Hindu Voice UK, August 2008

On Monday 7th July, the Indian embassy in Kabul was targeted in the bloodiest suicide attack seen in Afghanistan for over three years. At least 44 people were killed, including four Indian nationals, and many Afghan civilians. The embassy premises were totally blown up. The blast could be heard all across the city centre and sent a cloud of smoke which could be seen for many miles.

Afghanistan has seen a regrouping and resurgent Taliban, which has increasingly put the new pro-west regime under pressure. However a Taliban spokesman, Zabihullah Mujahid, denied Taliban involvement. The Afghan president, Hamid Karzai, blamed the ISI, Pakistan’s intelligence services, for involvement in the atrocity, a charge which was vociferously denied by Pakistan.

India has been a close ally of Afghanistan since the fall of the Taliban, which was avowedly hostile to India, and has invested crores of rupees in helping rebuild the country.

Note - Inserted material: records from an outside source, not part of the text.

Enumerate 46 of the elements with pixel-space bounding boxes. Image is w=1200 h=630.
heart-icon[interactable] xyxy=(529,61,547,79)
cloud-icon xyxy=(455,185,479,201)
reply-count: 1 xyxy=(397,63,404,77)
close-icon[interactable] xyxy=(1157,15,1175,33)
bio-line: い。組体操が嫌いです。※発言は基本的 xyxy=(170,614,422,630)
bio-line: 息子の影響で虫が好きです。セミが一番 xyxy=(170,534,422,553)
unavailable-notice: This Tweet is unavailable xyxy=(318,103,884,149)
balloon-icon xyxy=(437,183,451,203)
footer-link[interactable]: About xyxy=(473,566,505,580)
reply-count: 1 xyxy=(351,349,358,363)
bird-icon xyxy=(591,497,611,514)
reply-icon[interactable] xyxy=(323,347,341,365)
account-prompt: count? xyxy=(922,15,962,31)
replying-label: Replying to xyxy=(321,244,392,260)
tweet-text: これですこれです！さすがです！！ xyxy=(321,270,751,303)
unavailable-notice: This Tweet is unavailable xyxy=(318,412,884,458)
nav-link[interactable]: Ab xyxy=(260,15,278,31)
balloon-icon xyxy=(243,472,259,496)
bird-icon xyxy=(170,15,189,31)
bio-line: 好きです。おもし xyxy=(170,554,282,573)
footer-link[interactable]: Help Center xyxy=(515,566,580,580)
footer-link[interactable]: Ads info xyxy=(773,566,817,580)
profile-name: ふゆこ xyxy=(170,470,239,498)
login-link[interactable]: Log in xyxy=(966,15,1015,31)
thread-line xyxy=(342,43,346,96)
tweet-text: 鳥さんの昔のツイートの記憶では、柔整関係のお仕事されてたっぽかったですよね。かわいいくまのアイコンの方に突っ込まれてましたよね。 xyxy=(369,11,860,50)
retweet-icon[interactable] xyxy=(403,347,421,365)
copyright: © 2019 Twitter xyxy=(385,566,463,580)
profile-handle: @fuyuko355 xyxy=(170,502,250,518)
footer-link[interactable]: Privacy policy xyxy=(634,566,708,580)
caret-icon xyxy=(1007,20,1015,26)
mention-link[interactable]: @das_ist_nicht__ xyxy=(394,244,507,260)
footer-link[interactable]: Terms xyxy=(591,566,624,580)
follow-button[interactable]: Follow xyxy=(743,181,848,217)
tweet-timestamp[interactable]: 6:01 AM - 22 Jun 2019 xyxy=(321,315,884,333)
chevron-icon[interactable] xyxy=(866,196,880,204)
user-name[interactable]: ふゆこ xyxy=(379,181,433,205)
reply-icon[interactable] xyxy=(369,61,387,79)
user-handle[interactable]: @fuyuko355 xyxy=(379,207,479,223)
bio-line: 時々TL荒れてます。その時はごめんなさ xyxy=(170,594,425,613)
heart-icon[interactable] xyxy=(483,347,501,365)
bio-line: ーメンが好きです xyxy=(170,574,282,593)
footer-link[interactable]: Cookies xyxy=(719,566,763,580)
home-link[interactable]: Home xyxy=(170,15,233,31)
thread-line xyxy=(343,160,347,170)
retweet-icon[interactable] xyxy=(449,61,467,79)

Afghanistan was an important outpost of Hindu civilization up until the 12th century, when the Hindu kingdoms were defeated by Turkish and Arabic invaders, who brought the land under Islam. Since then there has been a steady decline in the number of Hindus in Afghanistan, with no more than a few thousand remaining today. The remnant Afghan Hindus were treated particularly brutally by the Taliban regime, which made them wear yellow armbands to identify themselves, reminiscent of the treatment meted out to Jews in Nazi Germany prior to the Holocaust. This resulted in further outmigration of this community to India and to a lesser extent Britain.